En primer lugar voy a la incongruencia más evidente. Aunque no soy muy amiga de orgullos patrios, creo que es necesario recordar que las corridas de toros no constituyen un hecho diferencial español, sino que habiendo existido en casi toda Europa, se fueron suprimiendo progresivamente en distintos territorios según avanzaban los procesos civilizatorios.

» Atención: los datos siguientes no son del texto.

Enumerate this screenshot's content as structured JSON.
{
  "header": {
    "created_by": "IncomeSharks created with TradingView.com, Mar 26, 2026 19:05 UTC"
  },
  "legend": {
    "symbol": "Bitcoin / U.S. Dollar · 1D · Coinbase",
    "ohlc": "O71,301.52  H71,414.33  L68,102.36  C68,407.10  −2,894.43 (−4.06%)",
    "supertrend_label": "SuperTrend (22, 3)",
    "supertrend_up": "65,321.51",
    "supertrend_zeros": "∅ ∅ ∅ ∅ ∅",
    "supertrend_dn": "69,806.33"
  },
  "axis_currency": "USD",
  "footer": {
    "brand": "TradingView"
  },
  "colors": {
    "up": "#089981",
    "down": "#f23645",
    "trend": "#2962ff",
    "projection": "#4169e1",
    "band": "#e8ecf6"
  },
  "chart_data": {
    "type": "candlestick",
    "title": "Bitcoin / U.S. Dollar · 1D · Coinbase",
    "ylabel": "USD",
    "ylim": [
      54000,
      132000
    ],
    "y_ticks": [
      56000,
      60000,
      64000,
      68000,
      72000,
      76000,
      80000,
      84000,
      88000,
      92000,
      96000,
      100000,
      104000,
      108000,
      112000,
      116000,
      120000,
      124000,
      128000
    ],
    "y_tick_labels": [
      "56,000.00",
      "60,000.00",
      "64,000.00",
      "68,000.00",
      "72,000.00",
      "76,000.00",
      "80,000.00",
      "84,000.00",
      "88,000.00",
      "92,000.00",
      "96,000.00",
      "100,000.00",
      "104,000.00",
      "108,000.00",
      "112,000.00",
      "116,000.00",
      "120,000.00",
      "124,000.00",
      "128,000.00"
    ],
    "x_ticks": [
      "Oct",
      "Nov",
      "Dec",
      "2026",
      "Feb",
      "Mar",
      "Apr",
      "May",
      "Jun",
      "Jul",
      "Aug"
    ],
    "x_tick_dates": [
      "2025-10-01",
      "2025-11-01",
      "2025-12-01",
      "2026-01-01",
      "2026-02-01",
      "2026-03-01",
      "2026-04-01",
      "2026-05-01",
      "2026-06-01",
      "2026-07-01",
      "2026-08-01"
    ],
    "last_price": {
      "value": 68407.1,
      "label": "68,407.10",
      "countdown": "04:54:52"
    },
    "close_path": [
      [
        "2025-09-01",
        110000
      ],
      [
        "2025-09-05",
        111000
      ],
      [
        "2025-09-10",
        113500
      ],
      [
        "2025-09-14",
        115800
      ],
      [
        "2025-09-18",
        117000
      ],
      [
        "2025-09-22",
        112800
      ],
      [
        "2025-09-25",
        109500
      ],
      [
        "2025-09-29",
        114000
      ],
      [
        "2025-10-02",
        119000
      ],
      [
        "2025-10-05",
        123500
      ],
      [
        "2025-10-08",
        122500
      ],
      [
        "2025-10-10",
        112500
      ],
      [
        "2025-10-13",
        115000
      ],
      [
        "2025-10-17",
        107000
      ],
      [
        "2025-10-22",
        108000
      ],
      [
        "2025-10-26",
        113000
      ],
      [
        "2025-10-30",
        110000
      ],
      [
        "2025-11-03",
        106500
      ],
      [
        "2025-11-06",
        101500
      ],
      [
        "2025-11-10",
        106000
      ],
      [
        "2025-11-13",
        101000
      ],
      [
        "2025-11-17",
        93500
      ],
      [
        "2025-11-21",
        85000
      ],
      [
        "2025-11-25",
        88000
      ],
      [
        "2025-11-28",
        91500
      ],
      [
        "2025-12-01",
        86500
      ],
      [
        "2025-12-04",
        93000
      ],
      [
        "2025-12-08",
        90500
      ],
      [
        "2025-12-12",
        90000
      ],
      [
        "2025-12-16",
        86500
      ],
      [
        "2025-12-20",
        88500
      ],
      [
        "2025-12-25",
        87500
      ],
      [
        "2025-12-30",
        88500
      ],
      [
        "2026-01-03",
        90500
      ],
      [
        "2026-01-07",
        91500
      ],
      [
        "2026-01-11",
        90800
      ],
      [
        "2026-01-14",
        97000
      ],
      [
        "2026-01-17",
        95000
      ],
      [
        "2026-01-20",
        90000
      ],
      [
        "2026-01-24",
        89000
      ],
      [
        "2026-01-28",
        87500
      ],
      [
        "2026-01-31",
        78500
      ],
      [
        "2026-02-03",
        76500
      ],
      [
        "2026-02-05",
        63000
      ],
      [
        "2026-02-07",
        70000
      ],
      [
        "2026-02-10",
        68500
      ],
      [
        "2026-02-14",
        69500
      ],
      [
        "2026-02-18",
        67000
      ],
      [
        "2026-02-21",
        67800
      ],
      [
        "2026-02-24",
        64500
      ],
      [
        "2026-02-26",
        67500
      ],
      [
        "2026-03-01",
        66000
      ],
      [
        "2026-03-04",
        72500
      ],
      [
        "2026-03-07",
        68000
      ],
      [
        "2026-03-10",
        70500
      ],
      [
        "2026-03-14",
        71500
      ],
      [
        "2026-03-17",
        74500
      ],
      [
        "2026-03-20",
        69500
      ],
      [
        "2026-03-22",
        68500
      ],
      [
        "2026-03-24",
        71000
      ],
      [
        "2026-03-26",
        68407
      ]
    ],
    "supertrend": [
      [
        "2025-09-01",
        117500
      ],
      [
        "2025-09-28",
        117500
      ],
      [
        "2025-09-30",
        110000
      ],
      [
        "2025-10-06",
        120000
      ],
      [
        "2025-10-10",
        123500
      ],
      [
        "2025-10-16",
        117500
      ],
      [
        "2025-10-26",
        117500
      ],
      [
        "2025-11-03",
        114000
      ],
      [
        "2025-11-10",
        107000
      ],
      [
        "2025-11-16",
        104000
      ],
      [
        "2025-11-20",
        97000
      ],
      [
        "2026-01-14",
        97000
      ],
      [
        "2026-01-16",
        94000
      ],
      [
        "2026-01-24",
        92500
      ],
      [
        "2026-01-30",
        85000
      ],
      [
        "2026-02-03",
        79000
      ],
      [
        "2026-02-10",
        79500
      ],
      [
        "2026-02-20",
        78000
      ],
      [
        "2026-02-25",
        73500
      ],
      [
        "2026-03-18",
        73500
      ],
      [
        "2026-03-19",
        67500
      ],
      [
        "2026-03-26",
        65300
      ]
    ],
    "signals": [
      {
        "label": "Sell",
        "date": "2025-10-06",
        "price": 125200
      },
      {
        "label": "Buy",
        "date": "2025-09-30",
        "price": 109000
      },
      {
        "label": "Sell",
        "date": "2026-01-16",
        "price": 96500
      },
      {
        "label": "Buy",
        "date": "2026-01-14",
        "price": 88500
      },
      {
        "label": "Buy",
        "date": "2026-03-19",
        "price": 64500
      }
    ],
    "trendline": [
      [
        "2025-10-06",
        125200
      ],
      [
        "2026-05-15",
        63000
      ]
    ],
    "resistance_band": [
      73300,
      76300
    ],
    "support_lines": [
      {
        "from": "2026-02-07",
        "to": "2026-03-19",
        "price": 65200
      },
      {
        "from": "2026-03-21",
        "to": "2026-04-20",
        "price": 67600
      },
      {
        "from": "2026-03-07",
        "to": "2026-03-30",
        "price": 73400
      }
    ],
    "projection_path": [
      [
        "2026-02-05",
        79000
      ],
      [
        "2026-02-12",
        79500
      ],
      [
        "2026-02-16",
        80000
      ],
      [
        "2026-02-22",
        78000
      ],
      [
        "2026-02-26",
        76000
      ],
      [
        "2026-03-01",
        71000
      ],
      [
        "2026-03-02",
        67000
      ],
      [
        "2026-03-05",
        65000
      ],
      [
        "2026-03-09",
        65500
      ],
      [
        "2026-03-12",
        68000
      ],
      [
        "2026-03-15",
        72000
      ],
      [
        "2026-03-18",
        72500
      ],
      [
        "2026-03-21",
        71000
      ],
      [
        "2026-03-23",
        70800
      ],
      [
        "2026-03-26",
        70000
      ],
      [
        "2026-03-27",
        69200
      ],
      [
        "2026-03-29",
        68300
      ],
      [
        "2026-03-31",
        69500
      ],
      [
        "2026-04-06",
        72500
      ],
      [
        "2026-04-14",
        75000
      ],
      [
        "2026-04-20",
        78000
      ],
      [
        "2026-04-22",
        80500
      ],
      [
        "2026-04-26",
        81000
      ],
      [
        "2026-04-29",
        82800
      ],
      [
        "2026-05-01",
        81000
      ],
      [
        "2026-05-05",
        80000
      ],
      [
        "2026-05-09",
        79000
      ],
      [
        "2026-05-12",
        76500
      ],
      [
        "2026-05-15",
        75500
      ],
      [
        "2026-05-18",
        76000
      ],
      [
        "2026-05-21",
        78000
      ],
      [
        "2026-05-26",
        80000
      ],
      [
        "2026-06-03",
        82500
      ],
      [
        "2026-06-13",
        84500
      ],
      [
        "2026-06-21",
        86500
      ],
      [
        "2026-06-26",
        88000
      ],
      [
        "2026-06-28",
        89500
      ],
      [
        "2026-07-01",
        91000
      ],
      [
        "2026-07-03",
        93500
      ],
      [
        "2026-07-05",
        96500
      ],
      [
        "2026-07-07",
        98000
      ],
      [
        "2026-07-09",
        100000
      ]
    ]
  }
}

En segundo lugar, afirmar que la tauromaquia es un arte es desconocer por completo el concepto de arte, así como todo tipo de disciplinas que giran en torno a él (la Estética, la Historia del Arte, etc). Para hablar de arte o adjetivar una obra como artística, es indispensable reconocer su originalidad y su irrepetibilidad (al margen de que pueda ser reproducida técnicamente). El arte se define por su capacidad de crear conceptos, es decir, de «hacer visible lo invisible», o más fácil aún: de sacar a la luz parcelas de la realidad que permanecían ocultas o recubiertas o que se escapaban a nuestros códigos simbólicos. Las corridas de toros no son un arte sino una repetición constante en la que se reedita una y otra vez un sadismo neurótico. No crean ningún concepto: en todo caso, material casposo para la prensa rosa. Su esencia no tiene nada que ver con el arte, sino en todo caso, con el ritual, ligado a las religiones primarias o a la magia. Frente a esto, reivindico una sociedad racional y laica, y un Estado que la haga posible, o que al menos no la impida.